After I ar­rived at Brown in Septem­ber 1968, there fol­lowed a peri­od of about two years when I would sporad­ic­ally vis­it Bott at Har­vard, and we worked on a residue for­mula for sin­gu­lar­it­ies of holo­morph­ic fo­li­ations. Dur­ing this time I came to ap­pre­ci­ate an­oth­er of Bott’s qual­it­ies — his hu­mor. Bott can be very funny. We had many good laughs to­geth­er.

Strangely, al­most every time I vis­ited Bott at Har­vard it would rain. When I was leav­ing, Bott would say, “Good-bye, Paul. See you on the next rainy day.” We made some pro­gress on the residue ques­tion. Our work here is closely re­lated to the dif­fer­en­tial char­ac­ter the­ory of Chee­ger–Chern–Si­mons. We proved a ri­gid­ity the­or­em and we for­mu­lated a ra­tion­al­ity con­jec­ture that ap­pears to be a deep and dif­fi­cult prob­lem. At the Stan­ford dif­fer­en­tial geo­metry meet­ing, I learned that Si­mons had made the op­pos­ite con­jec­ture. He was con­vinced that the residues in ques­tion are not al­ways ra­tion­al. The prob­lem re­mains un­solved.

One rainy day I was with Raoul in his of­fice in the Geo­graph­ic In­sti­tute dis­cuss­ing these mat­ters when a tall, thin, shy gradu­ate stu­dent came in and said, “Pro­fess­or Bott, where should I ap­ply for a job?” I said, “Ap­ply to Brown.” The stu­dent was Bob MacPh­er­son. His com­ing to Brown was one of the main events in the met­eor­ic rise of the Brown Math De­part­ment.

To­wards the end of my two-year col­lab­or­a­tion with Bott, he was work­ing on un­der­stand­ing the Hae­fli­ger clas­si­fy­ing space for fo­li­ations and I had star­ted work­ing on Riemann–Roch with Bill Fulton and Bob MacPh­er­son. I had a num­ber of very in­ter­est­ing con­ver­sa­tions with Raoul about the Hae­fli­ger clas­si­fy­ing space. Ap­prox­im­ately twenty years later, while work­ing with Alain Connes, I re­called these con­ver­sa­tions and they helped guide Alain and me to­wards the clas­si­fy­ing space for prop­er ac­tions that we need in our con­jec­ture on the K-the­ory of group C\( ^{*} \) al­geb­ras.

What did I learn from Bott?

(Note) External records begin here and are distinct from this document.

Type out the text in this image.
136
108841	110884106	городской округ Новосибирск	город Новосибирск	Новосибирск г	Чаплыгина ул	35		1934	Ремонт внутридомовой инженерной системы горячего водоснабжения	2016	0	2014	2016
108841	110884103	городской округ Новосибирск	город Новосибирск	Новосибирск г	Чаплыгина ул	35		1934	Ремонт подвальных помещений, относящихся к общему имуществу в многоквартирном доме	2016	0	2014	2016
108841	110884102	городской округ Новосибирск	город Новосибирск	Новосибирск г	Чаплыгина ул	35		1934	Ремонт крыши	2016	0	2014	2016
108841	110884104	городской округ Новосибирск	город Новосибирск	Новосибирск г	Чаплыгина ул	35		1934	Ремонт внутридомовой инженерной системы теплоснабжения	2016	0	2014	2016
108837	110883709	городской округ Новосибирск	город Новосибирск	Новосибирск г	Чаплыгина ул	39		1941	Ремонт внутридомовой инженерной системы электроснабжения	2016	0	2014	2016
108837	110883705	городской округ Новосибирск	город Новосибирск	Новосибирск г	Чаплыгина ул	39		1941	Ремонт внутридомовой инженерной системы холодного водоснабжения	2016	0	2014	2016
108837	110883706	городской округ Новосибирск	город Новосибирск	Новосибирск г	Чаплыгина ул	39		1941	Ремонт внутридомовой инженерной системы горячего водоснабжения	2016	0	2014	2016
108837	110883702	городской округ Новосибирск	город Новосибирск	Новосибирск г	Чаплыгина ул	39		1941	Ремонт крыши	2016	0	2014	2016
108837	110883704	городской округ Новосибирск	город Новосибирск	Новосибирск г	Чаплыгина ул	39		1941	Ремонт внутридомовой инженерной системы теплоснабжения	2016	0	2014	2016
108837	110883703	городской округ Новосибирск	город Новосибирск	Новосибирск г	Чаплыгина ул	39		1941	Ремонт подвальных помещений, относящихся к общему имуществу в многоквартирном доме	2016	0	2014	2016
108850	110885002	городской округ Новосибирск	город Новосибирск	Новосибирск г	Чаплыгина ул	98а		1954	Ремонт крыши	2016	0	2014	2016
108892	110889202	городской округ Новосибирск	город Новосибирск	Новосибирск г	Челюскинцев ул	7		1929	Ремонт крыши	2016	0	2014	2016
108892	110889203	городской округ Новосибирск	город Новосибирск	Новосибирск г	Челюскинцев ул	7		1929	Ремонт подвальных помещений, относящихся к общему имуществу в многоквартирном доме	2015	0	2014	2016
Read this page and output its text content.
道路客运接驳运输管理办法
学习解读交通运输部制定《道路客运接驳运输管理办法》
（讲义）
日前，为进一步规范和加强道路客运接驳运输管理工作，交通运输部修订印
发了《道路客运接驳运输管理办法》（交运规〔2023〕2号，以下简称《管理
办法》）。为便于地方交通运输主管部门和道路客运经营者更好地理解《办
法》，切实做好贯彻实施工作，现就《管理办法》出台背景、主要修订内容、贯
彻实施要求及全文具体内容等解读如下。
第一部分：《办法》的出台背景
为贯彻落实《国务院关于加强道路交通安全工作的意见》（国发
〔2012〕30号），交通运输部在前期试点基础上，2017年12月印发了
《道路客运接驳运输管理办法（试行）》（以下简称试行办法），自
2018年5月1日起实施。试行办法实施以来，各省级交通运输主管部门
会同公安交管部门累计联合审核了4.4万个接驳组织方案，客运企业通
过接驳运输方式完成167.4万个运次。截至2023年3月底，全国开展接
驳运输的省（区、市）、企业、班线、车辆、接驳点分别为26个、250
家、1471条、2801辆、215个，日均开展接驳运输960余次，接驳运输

I learned — per­haps I should say re­learned — from Bott things that I already knew: that there is great beauty and won­der and fun in math­em­at­ics; that the best math­em­at­ics is not ne­ces­sar­ily the most dif­fi­cult; that there is a main­stream to our sub­ject that tal­en­ted math­em­aticians like Bott have an in­stinct­ive feel for; that ideas should be presen­ted clearly and without non­sense so that oth­er math­em­aticians can un­der­stand and ap­pre­ci­ate them.

I con­sider my­self for­tu­nate to have be­nefited from the clar­ity and beauty of Bott’s math­em­at­ics, and from the warmth and joy of his per­son­al­ity.